The chiming of the clock was the sound that made Darcy's eyelids pop open. The room had turned a shade of blue due to the rising sun. The snow must have stopped sometime in the night and the sky was beginning to clear.

He looked down at the beautiful woman before him. She had not moved much during the night. Her hands were placed on his chest and she was breathing on them to keep them warm. Taking one of her white hands in his, he brought it up to his lips and felt her cold skin. He returned her hand to its original resting place, but kept his hand on top of hers to keep it warm.

"Elizabeth," his whispered breath made one of her curls of hair dance. "Elizabeth," he repeated. She did not move. "Elizabeth," still nothing. She was still asleep and he had no wish to wake her yet. Instead he moved his head and placed one delicate kiss on her forehead. He moved his head back and took an intake of sharp breath. Her eyes were open, there was no doubt that she felt that kiss.

Instead of saying anything, she just looked up at him with serenity in her eyes. She did not pull away from him, but rather drew herself closer to him. He bent down so that their lips touched and then gave her a soft, passionate kiss.
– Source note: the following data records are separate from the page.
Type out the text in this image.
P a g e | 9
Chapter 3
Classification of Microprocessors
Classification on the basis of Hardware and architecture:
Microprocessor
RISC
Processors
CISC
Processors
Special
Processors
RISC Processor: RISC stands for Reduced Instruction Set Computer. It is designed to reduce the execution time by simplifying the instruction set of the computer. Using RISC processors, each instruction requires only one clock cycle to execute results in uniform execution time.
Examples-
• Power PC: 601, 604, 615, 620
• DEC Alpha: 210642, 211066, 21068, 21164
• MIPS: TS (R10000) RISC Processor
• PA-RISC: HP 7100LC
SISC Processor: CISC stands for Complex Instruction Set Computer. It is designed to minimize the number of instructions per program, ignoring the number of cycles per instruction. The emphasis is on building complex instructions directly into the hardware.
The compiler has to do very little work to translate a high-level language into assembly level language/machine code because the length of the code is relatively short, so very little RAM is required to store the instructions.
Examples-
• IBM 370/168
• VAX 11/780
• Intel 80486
When she did not pull away, he could only give her another, and then another. Soon he was losing track of all their kisses and her fingers had moved from his chest up to his hair. They only stopped when the clock chimed the hour. The bells seemed to bring her back to her senses, as she was the first one to pull away. His arms tightened around her waist. He did not want to let her go or for this blissful moment to end. He placed his forehead onto her's so that their noses touched.

"Elizabeth..." his voice came out in a whisper and he did nothing to hide its passion.
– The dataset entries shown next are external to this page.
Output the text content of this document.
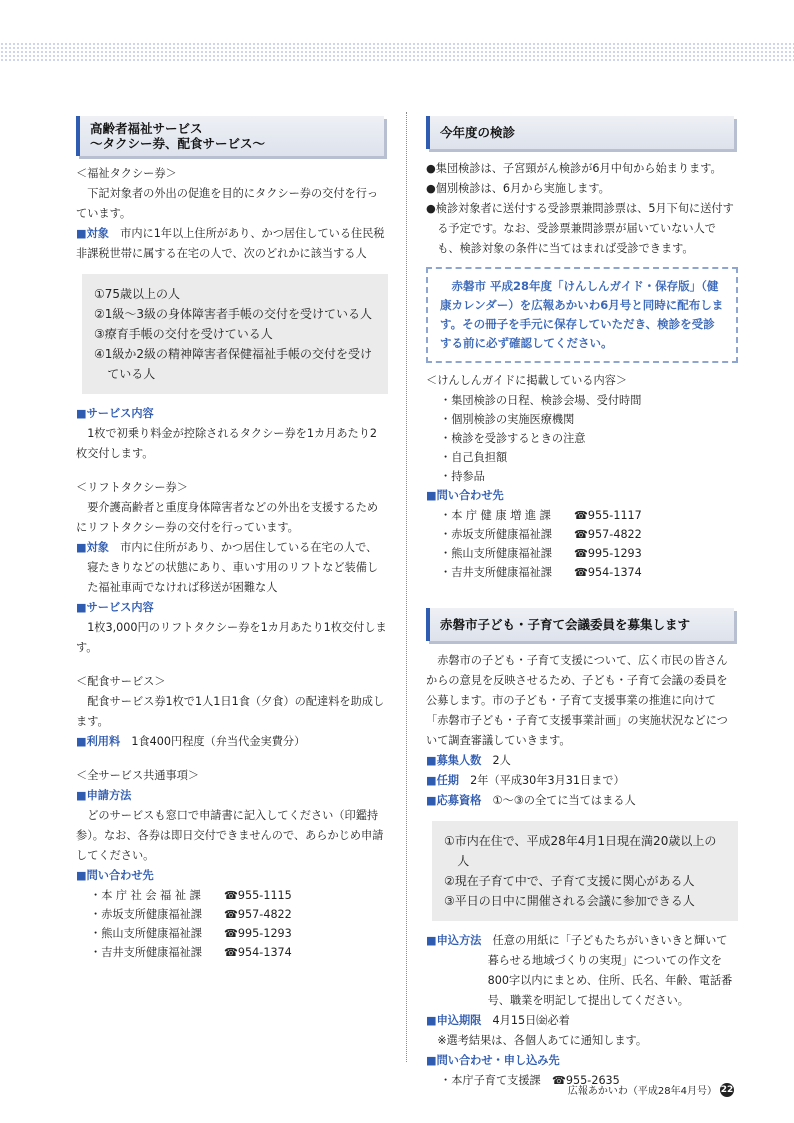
高齢者福祉サービス
～タクシー券、配食サービス～
＜福祉タクシー券＞
下記対象者の外出の促進を目的にタクシー券の交付を行っています。
■対象　 市内に1年以上住所があり、かつ居住している住民税非課税世帯に属する在宅の人で、次のどれかに該当する人
①75歳以上の人
②1級～3級の身体障害者手帳の交付を受けている人
③療育手帳の交付を受けている人
④1級か2級の精神障害者保健福祉手帳の交付を受けている人
■サービス内容
1枚で初乗り料金が控除されるタクシー券を1カ月あたり2枚交付します。
＜リフトタクシー券＞
要介護高齢者と重度身体障害者などの外出を支援するためにリフトタクシー券の交付を行っています。
■対象　 市内に住所があり、かつ居住している在宅の人で、寝たきりなどの状態にあり、車いす用のリフトなど装備した福祉車両でなければ移送が困難な人
■サービス内容
1枚3,000円のリフトタクシー券を1カ月あたり1枚交付します。
＜配食サービス＞
配食サービス券1枚で1人1日1食（夕食）の配達料を助成します。
■利用料　 1食400円程度（弁当代金実費分）
＜全サービス共通事項＞
■申請方法
どのサービスも窓口で申請書に記入してください（印鑑持参）。なお、各券は即日交付できませんので、あらかじめ申請してください。
■問い合わせ先
・本 庁 社 会 福 祉 課	☎955-1115
・赤坂支所健康福祉課	☎957-4822
・熊山支所健康福祉課	☎995-1293
・吉井支所健康福祉課	☎954-1374
今年度の検診
●集団検診は、子宮頸がん検診が6月中旬から始まります。
●個別検診は、6月から実施します。
●検診対象者に送付する受診票兼問診票は、5月下旬に送付する予定です。なお、受診票兼問診票が届いていない人でも、検診対象の条件に当てはまれば受診できます。
赤磐市 平成28年度「けんしんガイド・保存版」（健康カレンダー）を広報あかいわ6月号と同時に配布します。その冊子を手元に保存していただき、検診を受診する前に必ず確認してください。
＜けんしんガイドに掲載している内容＞
・集団検診の日程、検診会場、受付時間
・個別検診の実施医療機関
・検診を受診するときの注意
・自己負担額
・持参品
■問い合わせ先
・本 庁 健 康 増 進 課	☎955-1117
・赤坂支所健康福祉課	☎957-4822
・熊山支所健康福祉課	☎995-1293
・吉井支所健康福祉課	☎954-1374
赤磐市子ども・子育て会議委員を募集します
赤磐市の子ども・子育て支援について、広く市民の皆さんからの意見を反映させるため、子ども・子育て会議の委員を公募します。市の子ども・子育て支援事業の推進に向けて「赤磐市子ども・子育て支援事業計画」の実施状況などについて調査審議していきます。
■募集人数　 2人
■任期　 2年（平成30年3月31日まで）
■応募資格　 ①～③の全てに当てはまる人
①市内在住で、平成28年4月1日現在満20歳以上の人
②現在子育て中で、子育て支援に関心がある人
③平日の日中に開催される会議に参加できる人
■申込方法　 任意の用紙に「子どもたちがいきいきと輝いて暮らせる地域づくりの実現」についての作文を800字以内にまとめ、住所、氏名、年齢、電話番号、職業を明記して提出してください。
■申込期限　 4月15日㈮必着
※選考結果は、各個人あてに通知します。
■問い合わせ・申し込み先
・本庁子育て支援課	☎955-2635
広報あかいわ（平成28年4月号） 22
"Elizabeth...I must be allowed to tell you...I lo--"

A loud bang on the door followed by Bingley's voice made Darcy aware of himself and he sat up. "Mr. Darcy, Miss Bennet, the locksmith has finally been fetched. We should have you out of there in no time!"

When neither Darcy or Elizabeth responded, a concerned voice of Miss Bingley entered the room. "Are you two still alive in there?"
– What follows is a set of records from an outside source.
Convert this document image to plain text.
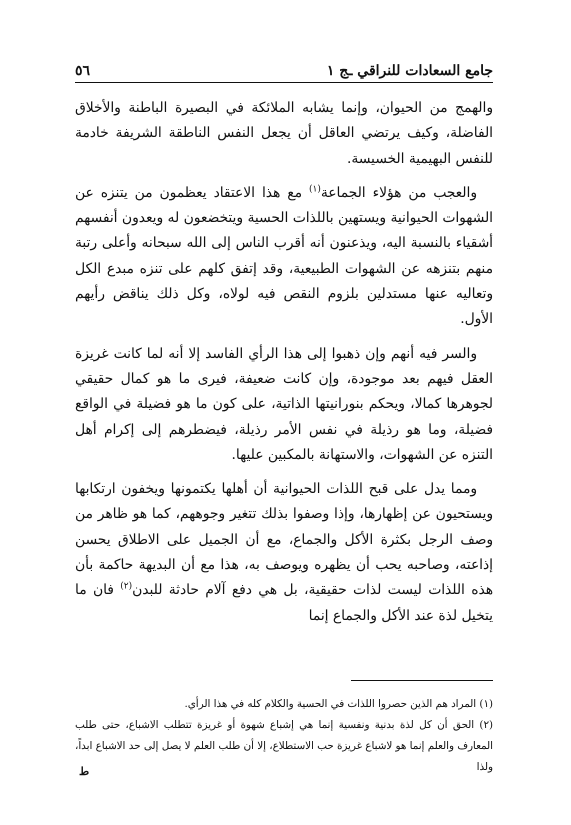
جامع السعادات للنراقي ـج ١
٥٦

والهمج من الحيوان، وإنما يشابه الملائكة في البصيرة الباطنة والأخلاق الفاضلة، وكيف يرتضي العاقل أن يجعل النفس الناطقة الشريفة خادمة للنفس البهيمية الخسيسة.

والعجب من هؤلاء الجماعة$^{(١)}$ مع هذا الاعتقاد يعظمون من يتنزه عن الشهوات الحيوانية ويستهين باللذات الحسية ويتخضعون له ويعدون أنفسهم أشقياء بالنسبة اليه، ويذعنون أنه أقرب الناس إلى الله سبحانه وأعلى رتبة منهم بتنزهه عن الشهوات الطبيعية، وقد إتفق كلهم على تنزه مبدع الكل وتعاليه عنها مستدلين بلزوم النقص فيه لولاه، وكل ذلك يناقض رأيهم الأول.

والسر فيه أنهم وإن ذهبوا إلى هذا الرأي الفاسد إلا أنه لما كانت غريزة العقل فيهم بعد موجودة، وإن كانت ضعيفة، فيرى ما هو كمال حقيقي لجوهرها كمالا، ويحكم بنورانيتها الذاتية، على كون ما هو فضيلة في الواقع فضيلة، وما هو رذيلة في نفس الأمر رذيلة، فيضطرهم إلى إكرام أهل التنزه عن الشهوات، والاستهانة بالمكبين عليها.

ومما يدل على قبح اللذات الحيوانية أن أهلها يكتمونها ويخفون ارتكابها ويستحيون عن إظهارها، وإذا وصفوا بذلك تتغير وجوههم، كما هو ظاهر من وصف الرجل بكثرة الأكل والجماع، مع أن الجميل على الاطلاق يحسن إذاعته، وصاحبه يحب أن يظهره ويوصف به، هذا مع أن البديهة حاكمة بأن هذه اللذات ليست لذات حقيقية، بل هي دفع آلام حادثة للبدن$^{(٢)}$ فان ما يتخيل لذة عند الأكل والجماع إنما

(١) المراد هم الذين حصروا اللذات في الحسية والكلام كله في هذا الرأي.

(٢) الحق أن كل لذة بدنية ونفسية إنما هي إشباع شهوة أو غريزة تتطلب الاشباع، حتى طلب المعارف والعلم إنما هو لاشباع غريزة حب الاستطلاع، إلا أن طلب العلم لا يصل إلى حد الاشباع ابداً، ولذا

ط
Elizabeth was the first to find her voice. "Yes, we are alive. Thank you so much for being able to get one so quickly and early." She sat up and moved herself away from him.

After a short time she said to him, "Perhaps, Mr. Darcy, we should move the couch back to its place." She did not look at him.

"Yes, we should." After they had moved the couch bake to its original home, Darcy was too much engrossed in his own thoughts to notice anything else about him. He had never been so annoyed yet at the same time thankful for Bingley. If he had not knocked on the door when he did, then I would have...I would have confessed my love for her! A shiver ran down his spine at the thought of confessing his feelings towards Elizabeth. If he had, he would have had to explain that he could not possibly marry her because she was too far beneath his station. Bingley's interruption had saved him from creating a mess. However, he still wanted to hold Elizabeth in his arms one last time and give her another passionate kiss.

Elizabeth had noticed his shiver, took off his coat. "Here, Mr. Darcy. Thank you for lending your coat to me, but I am no long cold."

"I'm glad that it was able to keep you so warm, Miss Bennet." His voice was more cold that he wanted it to sound.

They both stood and watched as the library door opened letting in a wizened, old locksmith, an anxious looking Mr. Bingley, and a very alarmed Miss Bingley. After hearing Bingley's rounds of apologies, Elizabeth excused herself to go check on her sister.

Mr. Darcy stayed and listened to Miss Bingley's remarks on how unfortunate it was that he should have to spend so long in the same room with Eliza Bennet. He did not give her the satisfaction of agreeing with her, and with the excuse of not sleeping at all that night, left for his chambers.

When he was within the safety of his own rooms, he rang for his valet, sat down and poured himself some gin. Downing the shot, he knew that even if he removed himself from Hertfordshire, he would not be able to forget Elizabeth Bennet.